The Unaccountability Machine

17 May 2024/No Comments
By Nick Dunbar
More than the sum of its parts

Charles Dickens showed us how it should be done. If you want a society to examine itself, use a ghost of past, present and future.

The ghost of the past takes me back to when I came of age in the mid-1980s. Much of the UK’s economy was still state-owned, including rail, communications and utilities. From the left-wing outlook of my family, that was a good thing, and we all railed at Margaret Thatcher who was busy privatising it.

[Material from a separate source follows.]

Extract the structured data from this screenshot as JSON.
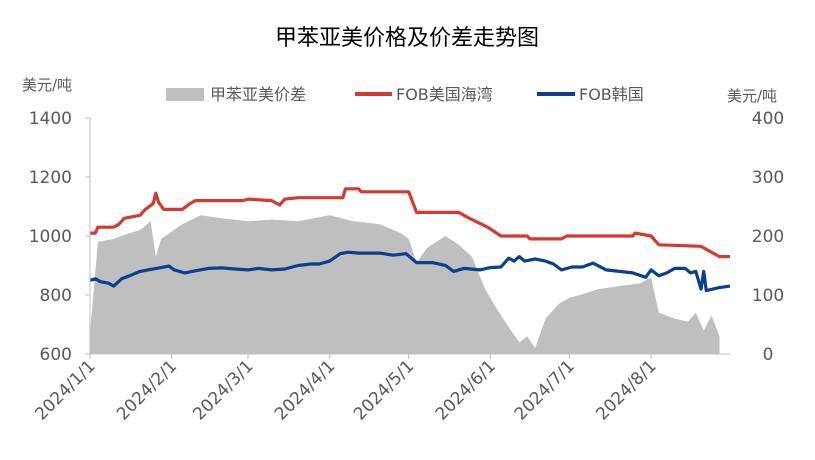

Then there is the ghost of the present. So many things work better but we don’t notice them. There is plenty that is worse. Take the water system. As a child I swam in rivers that now run with effluent. Having siphoned off billions to its owners and lenders over the years, privatised Thames Water is heading for renationalisation.

The market, which in Mrs Thatcher’s time was about empowering individuals to own companies, has morphed into private equity, which uses borrowed money to take companies private and then squeeze them dry. The high street has been gutted and no one wants to talk to you in the help centre. Even the humble UK post office – well, look what happened there.

Finally, we meet the ghost of the future. Artificial intelligence is everywhere. What does it mean to be an individual when everything you do is guided by machines that know infinitely more than you. Who makes the decisions – societies or the machines?

These three ghosts loom over Dan Davies’ The Unaccountability Machine.